1. Field of the Invention
The present invention relates to a synchronization circuit. It may be applied in the field of monitors, and more particularly in the field of television receivers.
A synchronization circuit may be used to set the rate at which an electron beam scans a screen. Synchronization signals in this context contain a timing information element used to set the start of a line and the start of a frame. A frame may contain all of the lines needed to form an image on the screen of a monitor.
Horizontal synchronization signals as well as vertical synchronization signals, also called line synchronization signals and frame synchronization signals respectively, are used for the production, by means of a phase-locked loop, of the scanning signals needed for the scanning of the screen by an electron beam.
The invention shall be described in the context of the processing of television signals without thereby in any way limiting the scope of the invention.
2. Discussion of the Related Art
In a television receiver, the synchronization signals are extracted from a video signal and given to a phase-locked loop. FIG. 1 shows a vertical synchronization signal VSYNCI and a horizontal synchronization signal HSYNCI, both extracted from a video signal. The vertical synchronization signal VSYNCI is a half-wave periodic rectangular-pulse signal with a high level 100, referred to as a frame flyback pulse, and a low level 101. During the frame flyback pulse 100 of the vertical synchronization signal VSYNCI, the working of the phase-locked loop, which is connected to the output of the synchronization circuits, is inhibited.

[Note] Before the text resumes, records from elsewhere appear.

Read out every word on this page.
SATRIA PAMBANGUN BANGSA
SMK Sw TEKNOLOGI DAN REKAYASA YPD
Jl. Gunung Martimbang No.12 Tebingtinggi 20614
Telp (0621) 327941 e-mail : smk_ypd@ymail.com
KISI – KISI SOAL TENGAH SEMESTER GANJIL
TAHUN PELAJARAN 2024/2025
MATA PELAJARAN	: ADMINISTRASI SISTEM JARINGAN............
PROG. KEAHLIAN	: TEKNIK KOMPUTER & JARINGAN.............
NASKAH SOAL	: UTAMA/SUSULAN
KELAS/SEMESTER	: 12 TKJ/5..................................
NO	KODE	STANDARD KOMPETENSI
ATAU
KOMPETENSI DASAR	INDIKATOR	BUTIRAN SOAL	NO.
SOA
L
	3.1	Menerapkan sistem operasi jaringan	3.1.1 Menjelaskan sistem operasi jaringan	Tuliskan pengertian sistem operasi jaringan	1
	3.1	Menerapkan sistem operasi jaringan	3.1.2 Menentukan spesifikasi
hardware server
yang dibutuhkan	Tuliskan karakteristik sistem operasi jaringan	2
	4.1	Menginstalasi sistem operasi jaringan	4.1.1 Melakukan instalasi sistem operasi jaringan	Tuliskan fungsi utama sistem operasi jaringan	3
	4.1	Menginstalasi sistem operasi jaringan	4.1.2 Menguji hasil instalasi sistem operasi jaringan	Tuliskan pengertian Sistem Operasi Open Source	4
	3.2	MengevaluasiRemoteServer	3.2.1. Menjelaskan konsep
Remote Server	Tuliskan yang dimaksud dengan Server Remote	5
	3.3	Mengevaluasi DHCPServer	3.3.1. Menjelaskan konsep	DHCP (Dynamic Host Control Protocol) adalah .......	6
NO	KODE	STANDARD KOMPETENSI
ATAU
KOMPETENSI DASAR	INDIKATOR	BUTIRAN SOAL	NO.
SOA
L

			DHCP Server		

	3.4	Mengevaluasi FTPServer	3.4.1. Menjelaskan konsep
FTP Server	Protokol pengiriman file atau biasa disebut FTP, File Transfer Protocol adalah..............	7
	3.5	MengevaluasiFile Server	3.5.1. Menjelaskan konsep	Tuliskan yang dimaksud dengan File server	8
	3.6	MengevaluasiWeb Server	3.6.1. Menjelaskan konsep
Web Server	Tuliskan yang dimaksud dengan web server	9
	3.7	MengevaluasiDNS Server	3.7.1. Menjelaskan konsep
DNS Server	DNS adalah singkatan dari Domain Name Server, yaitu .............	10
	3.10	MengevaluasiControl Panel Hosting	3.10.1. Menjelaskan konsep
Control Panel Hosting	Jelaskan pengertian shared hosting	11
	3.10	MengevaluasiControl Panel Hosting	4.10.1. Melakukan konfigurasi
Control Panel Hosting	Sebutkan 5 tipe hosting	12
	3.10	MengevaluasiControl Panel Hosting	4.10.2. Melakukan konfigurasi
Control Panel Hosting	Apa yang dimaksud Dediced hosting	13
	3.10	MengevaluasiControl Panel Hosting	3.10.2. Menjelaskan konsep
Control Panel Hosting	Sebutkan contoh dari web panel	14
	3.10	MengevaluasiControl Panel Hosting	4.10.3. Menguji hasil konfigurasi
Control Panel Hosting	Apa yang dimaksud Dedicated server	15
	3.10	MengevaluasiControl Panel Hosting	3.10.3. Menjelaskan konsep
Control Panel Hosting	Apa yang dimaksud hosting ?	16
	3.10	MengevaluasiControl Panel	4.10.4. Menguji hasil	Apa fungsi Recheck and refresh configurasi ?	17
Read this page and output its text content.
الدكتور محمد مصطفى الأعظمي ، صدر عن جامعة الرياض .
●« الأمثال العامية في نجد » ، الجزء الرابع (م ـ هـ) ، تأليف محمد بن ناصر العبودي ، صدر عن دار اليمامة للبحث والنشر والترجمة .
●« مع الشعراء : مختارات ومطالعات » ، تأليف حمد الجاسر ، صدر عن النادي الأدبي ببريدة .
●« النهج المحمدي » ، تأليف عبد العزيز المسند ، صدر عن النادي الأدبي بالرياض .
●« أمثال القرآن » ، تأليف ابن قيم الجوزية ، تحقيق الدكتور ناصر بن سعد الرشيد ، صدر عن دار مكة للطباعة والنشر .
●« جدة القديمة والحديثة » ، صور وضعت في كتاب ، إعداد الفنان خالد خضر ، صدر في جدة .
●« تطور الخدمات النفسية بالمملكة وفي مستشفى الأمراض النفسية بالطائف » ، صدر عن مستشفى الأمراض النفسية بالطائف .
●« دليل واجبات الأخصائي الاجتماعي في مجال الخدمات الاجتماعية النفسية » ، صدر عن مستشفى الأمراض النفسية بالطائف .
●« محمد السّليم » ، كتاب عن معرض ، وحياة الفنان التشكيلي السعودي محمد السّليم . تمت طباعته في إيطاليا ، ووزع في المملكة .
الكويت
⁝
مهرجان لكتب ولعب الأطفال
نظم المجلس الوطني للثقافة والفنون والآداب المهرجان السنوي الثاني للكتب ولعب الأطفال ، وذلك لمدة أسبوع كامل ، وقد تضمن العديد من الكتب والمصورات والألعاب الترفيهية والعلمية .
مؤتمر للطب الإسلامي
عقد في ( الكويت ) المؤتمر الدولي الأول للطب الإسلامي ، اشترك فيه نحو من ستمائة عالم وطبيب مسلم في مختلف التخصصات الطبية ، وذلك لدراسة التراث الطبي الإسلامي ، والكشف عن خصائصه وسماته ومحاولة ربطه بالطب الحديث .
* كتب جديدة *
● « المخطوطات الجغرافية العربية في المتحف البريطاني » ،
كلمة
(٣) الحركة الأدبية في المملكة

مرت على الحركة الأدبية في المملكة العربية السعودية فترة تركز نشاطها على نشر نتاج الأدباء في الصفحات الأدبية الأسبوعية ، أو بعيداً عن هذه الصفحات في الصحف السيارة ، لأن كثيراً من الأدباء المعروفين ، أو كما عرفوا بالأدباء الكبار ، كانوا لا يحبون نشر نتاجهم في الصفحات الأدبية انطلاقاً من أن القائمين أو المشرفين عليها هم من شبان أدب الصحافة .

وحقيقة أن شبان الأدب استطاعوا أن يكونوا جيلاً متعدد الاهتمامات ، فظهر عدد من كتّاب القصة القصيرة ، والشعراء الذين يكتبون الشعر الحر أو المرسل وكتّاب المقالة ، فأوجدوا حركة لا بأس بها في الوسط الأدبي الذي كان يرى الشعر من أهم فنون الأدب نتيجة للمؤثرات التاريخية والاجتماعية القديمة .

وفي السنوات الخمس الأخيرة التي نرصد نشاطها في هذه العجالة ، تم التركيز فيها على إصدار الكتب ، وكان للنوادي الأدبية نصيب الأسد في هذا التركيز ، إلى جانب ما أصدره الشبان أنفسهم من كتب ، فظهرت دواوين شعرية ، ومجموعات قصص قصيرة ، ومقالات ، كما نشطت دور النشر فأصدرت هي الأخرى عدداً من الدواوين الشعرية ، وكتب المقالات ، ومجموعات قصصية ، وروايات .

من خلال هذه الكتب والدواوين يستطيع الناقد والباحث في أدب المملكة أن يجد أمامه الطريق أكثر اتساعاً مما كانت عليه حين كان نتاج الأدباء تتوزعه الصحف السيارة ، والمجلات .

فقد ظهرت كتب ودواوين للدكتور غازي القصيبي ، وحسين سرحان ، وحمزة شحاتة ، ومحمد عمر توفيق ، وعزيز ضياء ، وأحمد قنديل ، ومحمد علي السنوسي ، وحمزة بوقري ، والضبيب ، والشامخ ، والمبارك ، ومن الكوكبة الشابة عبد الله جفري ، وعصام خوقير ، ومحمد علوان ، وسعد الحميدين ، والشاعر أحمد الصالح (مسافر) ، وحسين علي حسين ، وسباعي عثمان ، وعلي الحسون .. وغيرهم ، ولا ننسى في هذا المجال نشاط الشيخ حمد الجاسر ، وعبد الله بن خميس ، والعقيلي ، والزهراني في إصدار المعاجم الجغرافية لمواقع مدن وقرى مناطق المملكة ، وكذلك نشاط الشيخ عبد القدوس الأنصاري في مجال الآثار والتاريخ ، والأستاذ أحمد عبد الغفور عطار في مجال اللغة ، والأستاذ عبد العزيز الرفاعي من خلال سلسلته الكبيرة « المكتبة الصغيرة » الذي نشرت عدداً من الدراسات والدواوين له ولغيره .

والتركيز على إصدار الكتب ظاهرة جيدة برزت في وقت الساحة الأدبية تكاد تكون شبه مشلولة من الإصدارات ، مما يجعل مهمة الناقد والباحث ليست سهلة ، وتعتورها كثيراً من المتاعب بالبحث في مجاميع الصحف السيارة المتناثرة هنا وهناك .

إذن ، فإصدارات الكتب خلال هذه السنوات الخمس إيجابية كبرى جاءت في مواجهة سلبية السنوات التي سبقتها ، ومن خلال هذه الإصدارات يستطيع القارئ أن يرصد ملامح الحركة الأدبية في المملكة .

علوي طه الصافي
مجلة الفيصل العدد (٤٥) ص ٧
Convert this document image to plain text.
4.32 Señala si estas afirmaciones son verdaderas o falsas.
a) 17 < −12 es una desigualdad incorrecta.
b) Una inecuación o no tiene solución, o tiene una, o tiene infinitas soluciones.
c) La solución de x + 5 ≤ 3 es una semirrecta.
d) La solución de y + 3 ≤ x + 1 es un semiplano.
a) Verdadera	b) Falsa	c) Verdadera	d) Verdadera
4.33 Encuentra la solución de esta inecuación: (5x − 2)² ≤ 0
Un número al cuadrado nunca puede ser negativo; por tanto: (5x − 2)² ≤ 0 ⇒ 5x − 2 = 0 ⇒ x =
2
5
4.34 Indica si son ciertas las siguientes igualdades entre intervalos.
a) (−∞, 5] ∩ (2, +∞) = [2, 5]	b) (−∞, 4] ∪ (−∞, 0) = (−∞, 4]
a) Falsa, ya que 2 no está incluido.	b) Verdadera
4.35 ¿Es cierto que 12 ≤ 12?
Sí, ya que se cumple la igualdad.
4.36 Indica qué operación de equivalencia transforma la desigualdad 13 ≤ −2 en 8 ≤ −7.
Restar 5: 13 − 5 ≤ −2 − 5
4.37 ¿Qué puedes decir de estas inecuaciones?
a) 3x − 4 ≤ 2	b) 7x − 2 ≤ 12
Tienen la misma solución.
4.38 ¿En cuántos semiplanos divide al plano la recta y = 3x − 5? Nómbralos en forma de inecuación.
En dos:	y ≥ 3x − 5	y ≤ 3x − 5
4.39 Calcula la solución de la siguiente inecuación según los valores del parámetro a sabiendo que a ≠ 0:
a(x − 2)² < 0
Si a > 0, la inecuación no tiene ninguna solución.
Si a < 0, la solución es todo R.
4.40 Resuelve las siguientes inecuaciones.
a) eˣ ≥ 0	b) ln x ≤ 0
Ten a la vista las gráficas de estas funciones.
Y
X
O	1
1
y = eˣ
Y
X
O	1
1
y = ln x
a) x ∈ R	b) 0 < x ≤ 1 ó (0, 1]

The horizontal synchronization signal HSYNCI is a sequence of line synchronization pulses 102 identically spaced out in time, each pulse corresponding to the synchronization of a line. This signal also has start-of-frame signal pulses 103 and end-of-frame signal pulses 104, respectively called post-equalization and pre-equalization pulses. The end-of-frame signal pulses 104 announce the frame flyback pulse. As for the start-of-frame signal pulses 103, they represent the display standard used.
The number of lines displayed on the screen differs according to the resolution used, as well as the display standards used in different regions of the world. Whereas current images have 525 lines or 625 lines, new standards specify 1024 lines. In addition, the frequency of refreshing the images on the screen, which may be about 25 images per second, also depends on the standard used.
The start-of-frame and end-of-frame signal pulses are positioned between line synchronization pulses. As a result, the frequency of the pulses of the horizontal synchronization signal at the start and at the end of a frame is twice as great as it is during the rest of the frame. The shape of the synchronization signals may then raise a problem.
The resulting changes of frequency due to the above signals interferes with the functioning of the phase-locked loop, which is connected to the synchronization signals after the synchronization circuit. The phase-locked loop may then go out of its range of operation.
The large number of standards and their varied nature dictate the use of systems that enable the processing of all types of synchronization signals. These systems should be capable of analyzing the synchronization signals whatever the display standard used, and of modifying them so as to improve the working of the phase-locked loops. Furthermore, these systems may include circuits designed to generate synchronization signals.
According to an embodiment of the invention, therefore, there is proposed a circuit capable of carrying out the following functions: receiving horizontal and vertical synchronization signals of any kind, measuring their period or acquiring information elements that represent the shape of these signals and producing a horizontal synchronization signal devoid of end-of-frame signal pulses 104 and a vertical synchronization signal whose frame flyback pulse 100 is extended during the start-of-frame signal pulses 103. This being achieved, the working of the phase-locked loop is suspended during the start-of-frame signalling pulses 103 and it no longer receives the end-of-frame signal pulses 104.
One aim of the invention is to create a synchronization circuit that may be integrated into all types of monitors.